No wonder, parents railroad their children into entertainment. They organise three or four of them to sing, put it in CDs and send the children to filling stations and shopping malls to sell the CDs. Some parents push their children to participate in all music competitions in the land. Those who are wealthy use their wealth or connection to push their children to be featured regularly in the media.

At the auditions of reality shows, there is no manner of people you won’t see. Even those who croak like toads participate, believing that they are the next “Tu Baba” or “PSquare.” It is all because of how lucrative the entertainment industry.

TV stations have also caught the virus. While new all-music channels and programmes are springing up, almost all the local channels have dedicated the hours of 12 noon to 2pm to music.

It is a great thing that our entertainment industry is booming. Many African countries are envious of our achievement, but we need to emulate the US in our national development. The reason the US is different is that it is not a one-product economy. While it is the headquarters of entertainment in the world, it is also the headquarters of academic excellence and research.
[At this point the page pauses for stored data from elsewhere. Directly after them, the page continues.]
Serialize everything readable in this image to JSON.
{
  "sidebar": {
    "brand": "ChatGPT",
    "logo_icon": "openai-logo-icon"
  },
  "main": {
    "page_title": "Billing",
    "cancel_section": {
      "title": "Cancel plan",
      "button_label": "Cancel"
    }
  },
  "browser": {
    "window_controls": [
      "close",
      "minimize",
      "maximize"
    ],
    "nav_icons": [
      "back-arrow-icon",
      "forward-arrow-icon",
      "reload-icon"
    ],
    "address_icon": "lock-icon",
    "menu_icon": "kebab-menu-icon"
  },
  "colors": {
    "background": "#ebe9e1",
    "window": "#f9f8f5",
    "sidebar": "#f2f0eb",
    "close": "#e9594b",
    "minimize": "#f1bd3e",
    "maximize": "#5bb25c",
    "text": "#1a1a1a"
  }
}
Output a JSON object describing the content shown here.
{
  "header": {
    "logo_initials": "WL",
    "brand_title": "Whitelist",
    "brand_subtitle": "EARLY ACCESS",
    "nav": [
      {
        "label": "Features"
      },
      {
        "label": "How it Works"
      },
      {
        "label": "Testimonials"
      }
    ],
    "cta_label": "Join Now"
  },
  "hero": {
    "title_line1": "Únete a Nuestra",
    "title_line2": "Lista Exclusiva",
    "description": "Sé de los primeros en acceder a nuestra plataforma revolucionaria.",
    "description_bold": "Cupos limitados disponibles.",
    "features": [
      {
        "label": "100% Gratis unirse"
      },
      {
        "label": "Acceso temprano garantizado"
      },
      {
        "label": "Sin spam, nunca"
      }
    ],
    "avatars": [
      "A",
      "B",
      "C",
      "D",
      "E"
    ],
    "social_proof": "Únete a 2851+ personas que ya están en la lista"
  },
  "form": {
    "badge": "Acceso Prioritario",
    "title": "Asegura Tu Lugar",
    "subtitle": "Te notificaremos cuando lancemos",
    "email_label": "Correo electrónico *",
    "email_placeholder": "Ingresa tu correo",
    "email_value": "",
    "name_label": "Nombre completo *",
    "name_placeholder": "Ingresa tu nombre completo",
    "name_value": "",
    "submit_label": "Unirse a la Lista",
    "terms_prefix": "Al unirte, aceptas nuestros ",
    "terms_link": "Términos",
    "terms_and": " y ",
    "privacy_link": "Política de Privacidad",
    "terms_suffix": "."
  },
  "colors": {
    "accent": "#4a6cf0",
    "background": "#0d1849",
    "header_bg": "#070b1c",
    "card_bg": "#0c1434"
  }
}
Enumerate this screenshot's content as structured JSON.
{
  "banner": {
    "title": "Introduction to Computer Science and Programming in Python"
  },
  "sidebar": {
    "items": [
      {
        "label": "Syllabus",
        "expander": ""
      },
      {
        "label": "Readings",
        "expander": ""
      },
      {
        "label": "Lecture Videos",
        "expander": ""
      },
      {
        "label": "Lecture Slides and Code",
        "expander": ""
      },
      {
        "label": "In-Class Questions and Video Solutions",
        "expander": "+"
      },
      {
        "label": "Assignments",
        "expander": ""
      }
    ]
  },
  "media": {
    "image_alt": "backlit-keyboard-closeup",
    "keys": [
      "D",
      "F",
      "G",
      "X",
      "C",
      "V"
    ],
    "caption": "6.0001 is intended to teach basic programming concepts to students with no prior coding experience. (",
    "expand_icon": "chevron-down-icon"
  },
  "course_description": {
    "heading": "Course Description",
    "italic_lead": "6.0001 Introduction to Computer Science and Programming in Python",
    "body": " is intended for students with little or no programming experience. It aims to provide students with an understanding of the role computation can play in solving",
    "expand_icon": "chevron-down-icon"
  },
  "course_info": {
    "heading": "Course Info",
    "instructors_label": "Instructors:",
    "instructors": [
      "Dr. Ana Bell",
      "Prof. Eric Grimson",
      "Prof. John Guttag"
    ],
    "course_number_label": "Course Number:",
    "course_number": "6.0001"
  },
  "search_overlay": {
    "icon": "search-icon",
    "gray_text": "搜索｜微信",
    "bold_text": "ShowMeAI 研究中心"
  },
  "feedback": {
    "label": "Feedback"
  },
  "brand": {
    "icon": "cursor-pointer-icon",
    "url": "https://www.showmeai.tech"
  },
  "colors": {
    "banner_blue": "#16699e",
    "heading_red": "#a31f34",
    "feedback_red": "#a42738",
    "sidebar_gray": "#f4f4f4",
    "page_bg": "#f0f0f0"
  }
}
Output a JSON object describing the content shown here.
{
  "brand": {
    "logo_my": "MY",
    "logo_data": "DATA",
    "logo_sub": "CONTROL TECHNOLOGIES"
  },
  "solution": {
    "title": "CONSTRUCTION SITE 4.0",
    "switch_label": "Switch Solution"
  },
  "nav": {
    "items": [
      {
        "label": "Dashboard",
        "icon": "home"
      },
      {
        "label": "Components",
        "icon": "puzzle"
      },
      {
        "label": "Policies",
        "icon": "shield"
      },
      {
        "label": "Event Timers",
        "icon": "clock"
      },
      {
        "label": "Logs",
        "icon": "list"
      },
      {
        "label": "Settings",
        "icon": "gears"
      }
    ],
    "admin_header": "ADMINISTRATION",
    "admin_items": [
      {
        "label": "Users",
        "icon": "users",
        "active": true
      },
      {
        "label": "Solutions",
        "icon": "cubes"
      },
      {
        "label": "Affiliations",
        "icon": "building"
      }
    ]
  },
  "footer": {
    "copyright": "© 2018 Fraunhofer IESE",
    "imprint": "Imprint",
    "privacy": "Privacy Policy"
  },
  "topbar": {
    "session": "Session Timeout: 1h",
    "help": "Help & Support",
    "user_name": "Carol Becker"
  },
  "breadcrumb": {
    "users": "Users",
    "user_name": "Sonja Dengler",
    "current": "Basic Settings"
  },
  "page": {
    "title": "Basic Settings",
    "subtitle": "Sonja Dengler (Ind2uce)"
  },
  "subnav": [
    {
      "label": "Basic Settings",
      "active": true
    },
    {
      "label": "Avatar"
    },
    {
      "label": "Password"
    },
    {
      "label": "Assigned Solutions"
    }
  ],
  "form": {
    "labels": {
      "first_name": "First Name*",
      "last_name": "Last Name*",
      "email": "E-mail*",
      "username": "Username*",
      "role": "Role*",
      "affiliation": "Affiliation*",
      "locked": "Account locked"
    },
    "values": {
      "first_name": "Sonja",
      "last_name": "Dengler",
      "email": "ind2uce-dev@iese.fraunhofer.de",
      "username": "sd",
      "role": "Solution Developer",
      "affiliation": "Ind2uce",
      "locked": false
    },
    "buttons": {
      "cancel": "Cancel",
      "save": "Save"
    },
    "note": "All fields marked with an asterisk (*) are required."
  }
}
It consciously encourages its doctors, engineers, scientists, lecturers, broadcasters, writers, etc, to be the best by providing a wonderful environment. It does not create the impression that a senator is better than a professor by paying the senator higher than the professor, or giving the senator more recognition than the professor. Even though it glamorises the actor or musician, it does not give the actor or musician any impression that he is better than the police constable or primary school teacher. Politics is not made so lucrative that every media person prays to be appointed a politician’s press secretary. Many broadcasters actually earn more than politicians; so politicians can’t talk down on them or buy them over. The street cleaner does her job with pride. She knows that one day she can write a book on strategic street cleaning and it will become a bestseller that earns her millions of dollars and fame. She does not need to become a musician, a politician, a contractor, or a girlfriend to a politician before she can become successful as a street cleaner.

That is how a robust economy is built. It is an economy in which people have the potential to excel, to be rich and get national recognition in whatever field they operate in. That way, children who have the proclivity for research or teaching are not discouraged by such fields’ low-rewarding prospects and get lured into music or acting. Those who will sing will sing. Those who will act will act. But the nation must not make those who should be in other fields to jump into entertainment or emigrate, just because they believe that their natural field is unappreciated.